A Carta aos Gálatas é um dos escritos paulinos mais importantes por evidenciar o que Paulo entende por justificação, por Evangelho, e por conter uma variedade de termos que expressam a ação salvífica de Deus por meio de Jesus Cristo. Ela é também uma carta polêmica e, por isso, é a que mais contém aspectos autobiográficos, dado que o Evangelho pregado por Paulo aos gentios (aqueles de cultura não judaica) e a sua autoridade apostólica tinham sido colocados em discussão pelos judaizantes.

Ao percorrer a carta, podemos identificar alguns eixos do ensinamento paulino. O primeiro é o teológico, quando expressa a relação entre Deus Pai e seu filho Jesus (1,16; 2,20; 4,4.6). Deus Pai é o agente de todo o plano da redenção. É ele que estabelece quando será o tempo de enviar o Filho e o Espírito e, assim, revelar seu plano de amor ao mundo e a todos nós. Ele é o Pai que nos chama (1,6.15-16), dele recebemos graça e paz (1,3), somos justificados diante dele (3,11) e, mediante o Batismo e a fé em Jesus Cristo, nos tornamos seus filhos adotivos (3,26; 4,7).

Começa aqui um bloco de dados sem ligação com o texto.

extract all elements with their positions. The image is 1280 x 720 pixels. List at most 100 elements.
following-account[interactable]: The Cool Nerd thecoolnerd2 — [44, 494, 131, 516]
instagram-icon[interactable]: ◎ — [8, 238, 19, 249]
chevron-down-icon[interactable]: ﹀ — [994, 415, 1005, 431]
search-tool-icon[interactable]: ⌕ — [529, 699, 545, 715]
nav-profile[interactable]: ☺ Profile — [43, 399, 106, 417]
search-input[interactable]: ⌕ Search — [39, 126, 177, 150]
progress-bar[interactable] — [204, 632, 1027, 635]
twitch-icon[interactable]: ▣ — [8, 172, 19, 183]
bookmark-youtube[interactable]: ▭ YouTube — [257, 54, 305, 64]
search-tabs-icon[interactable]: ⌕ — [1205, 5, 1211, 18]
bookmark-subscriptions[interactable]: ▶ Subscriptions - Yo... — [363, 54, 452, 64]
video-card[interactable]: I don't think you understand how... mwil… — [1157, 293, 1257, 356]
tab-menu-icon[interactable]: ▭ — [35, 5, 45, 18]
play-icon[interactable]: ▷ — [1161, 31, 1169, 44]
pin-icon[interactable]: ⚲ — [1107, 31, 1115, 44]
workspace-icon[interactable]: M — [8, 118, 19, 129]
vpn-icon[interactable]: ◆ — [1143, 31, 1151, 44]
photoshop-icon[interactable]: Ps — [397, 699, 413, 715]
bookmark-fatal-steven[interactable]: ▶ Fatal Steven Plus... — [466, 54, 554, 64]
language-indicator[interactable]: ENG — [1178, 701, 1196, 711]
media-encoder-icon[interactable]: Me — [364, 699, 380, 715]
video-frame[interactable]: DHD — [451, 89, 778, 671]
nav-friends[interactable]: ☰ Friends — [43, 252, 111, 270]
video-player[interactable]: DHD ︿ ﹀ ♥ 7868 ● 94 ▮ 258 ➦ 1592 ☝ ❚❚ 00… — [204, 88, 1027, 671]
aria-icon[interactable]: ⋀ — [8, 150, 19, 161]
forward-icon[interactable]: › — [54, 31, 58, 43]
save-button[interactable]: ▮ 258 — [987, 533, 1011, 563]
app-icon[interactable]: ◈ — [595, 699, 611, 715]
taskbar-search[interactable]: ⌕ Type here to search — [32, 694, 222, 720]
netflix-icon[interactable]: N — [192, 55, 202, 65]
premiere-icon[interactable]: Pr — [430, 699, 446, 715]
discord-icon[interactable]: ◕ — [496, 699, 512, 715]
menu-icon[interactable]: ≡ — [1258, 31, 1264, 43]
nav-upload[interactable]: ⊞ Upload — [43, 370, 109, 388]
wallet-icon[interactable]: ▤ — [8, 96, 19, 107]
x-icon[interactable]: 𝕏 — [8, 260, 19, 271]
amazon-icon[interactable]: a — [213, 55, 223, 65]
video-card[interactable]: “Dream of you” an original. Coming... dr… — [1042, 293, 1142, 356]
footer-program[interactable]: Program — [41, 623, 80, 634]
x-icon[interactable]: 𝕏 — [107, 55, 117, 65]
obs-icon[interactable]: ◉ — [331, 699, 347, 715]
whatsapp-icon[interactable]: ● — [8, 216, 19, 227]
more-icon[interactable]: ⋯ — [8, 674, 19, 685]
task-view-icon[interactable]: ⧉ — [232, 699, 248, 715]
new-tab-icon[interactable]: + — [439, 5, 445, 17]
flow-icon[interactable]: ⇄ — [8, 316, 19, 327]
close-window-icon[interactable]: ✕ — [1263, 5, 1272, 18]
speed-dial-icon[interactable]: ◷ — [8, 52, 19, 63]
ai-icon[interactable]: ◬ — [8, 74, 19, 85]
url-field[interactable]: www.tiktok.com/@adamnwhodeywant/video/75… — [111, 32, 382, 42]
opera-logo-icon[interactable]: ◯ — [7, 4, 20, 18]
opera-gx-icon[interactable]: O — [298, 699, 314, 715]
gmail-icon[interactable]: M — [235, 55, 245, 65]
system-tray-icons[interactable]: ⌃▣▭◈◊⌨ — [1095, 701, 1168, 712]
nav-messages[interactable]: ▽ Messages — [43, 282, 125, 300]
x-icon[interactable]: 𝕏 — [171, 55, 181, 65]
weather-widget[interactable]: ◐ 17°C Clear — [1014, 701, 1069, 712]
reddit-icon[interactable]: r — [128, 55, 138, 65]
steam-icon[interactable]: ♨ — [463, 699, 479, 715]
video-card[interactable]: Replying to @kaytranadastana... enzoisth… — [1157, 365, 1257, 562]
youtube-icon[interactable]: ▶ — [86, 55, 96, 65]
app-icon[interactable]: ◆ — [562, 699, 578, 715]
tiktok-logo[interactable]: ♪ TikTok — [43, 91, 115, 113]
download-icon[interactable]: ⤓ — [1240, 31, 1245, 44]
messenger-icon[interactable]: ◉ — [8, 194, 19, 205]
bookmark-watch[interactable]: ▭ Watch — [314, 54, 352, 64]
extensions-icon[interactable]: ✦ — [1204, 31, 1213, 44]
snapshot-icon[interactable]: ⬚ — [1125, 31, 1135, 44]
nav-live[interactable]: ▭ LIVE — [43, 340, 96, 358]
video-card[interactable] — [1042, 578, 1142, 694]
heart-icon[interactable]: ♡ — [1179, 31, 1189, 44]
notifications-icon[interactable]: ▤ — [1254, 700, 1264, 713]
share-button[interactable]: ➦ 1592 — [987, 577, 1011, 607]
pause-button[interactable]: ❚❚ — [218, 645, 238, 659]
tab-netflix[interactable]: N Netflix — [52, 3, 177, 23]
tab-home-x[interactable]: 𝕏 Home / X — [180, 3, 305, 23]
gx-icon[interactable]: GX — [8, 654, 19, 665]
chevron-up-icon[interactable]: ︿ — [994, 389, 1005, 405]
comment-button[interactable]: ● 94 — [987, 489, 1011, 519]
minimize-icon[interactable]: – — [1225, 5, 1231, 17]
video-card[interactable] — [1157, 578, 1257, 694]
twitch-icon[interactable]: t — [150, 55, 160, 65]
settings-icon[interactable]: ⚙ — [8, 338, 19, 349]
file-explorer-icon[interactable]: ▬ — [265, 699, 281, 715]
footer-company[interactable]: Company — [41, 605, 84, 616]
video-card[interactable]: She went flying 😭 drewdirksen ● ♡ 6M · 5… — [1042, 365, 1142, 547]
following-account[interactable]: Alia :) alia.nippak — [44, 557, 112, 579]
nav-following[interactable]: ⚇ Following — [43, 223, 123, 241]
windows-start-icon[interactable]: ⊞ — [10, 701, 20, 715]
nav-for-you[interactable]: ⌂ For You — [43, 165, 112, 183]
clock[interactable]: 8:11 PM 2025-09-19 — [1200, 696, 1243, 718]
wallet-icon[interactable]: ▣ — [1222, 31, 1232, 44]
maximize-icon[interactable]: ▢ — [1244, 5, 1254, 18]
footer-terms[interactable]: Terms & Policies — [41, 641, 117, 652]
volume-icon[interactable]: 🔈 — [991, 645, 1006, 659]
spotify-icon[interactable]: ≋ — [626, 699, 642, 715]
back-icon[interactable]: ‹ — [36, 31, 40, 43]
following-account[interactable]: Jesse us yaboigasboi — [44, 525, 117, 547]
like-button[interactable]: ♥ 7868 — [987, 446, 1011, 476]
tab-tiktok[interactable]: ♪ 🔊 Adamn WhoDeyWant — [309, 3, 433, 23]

O segundo eixo é o cristológico-soteriológico, que afirma a gratuidade da redenção concedida por Jesus Cristo, o que Paulo chama de justificação pela fé, sendo esse um dos pontos teológicos centrais da carta. Para o apóstolo, a lei judaica conduziu o povo eleito até a plenitude da revelação, que se dá com a vinda de Cristo. Dessa forma, a promessa feita a Abraão (Gl 3,6-9), por ter acreditado, realiza-se em Jesus (Gl 4,1-5), de forma particular, no fato de ele conceder a redenção a toda a humanidade (Gl 2,16.17.21; 3,8.11.21.24; 5,4.5). Outro elemento importante é a fé, como adesão à iniciativa salvífica do Pai, mediada pela obediência do Filho (Gl 2,19-20) e pela ação do Espírito (Gl 4,6-7).

Paulo usa o termo “evangelho” para falar sobre o alegre anúncio salvífico centrado no mistério da vida de Cristo, sobretudo, no mistério pascal (Gl 1,11-12). O cristão, acolhendo o Evangelho e a ele aderindo, participa gratuitamente, por meio do Batismo, da filiação divina (Gl 3,26–4,7). Essa filiação se expressa concretamente na vivência da liberdade em Cristo, que consiste em deixar-se conduzir pelo Espírito (Gl 5,1-26), isto é, ter uma vida pautada pelo amor, pelo serviço (Gl 5,13; 6,1-10), sendo uma nova criatura (Gl 6,15).5 Portanto, o terceiro e último tema teológico é o papel do Espírito no plano da salvação e a dimensão ética, isto é, a prática cotidiana de quem o acolhe em sua vida.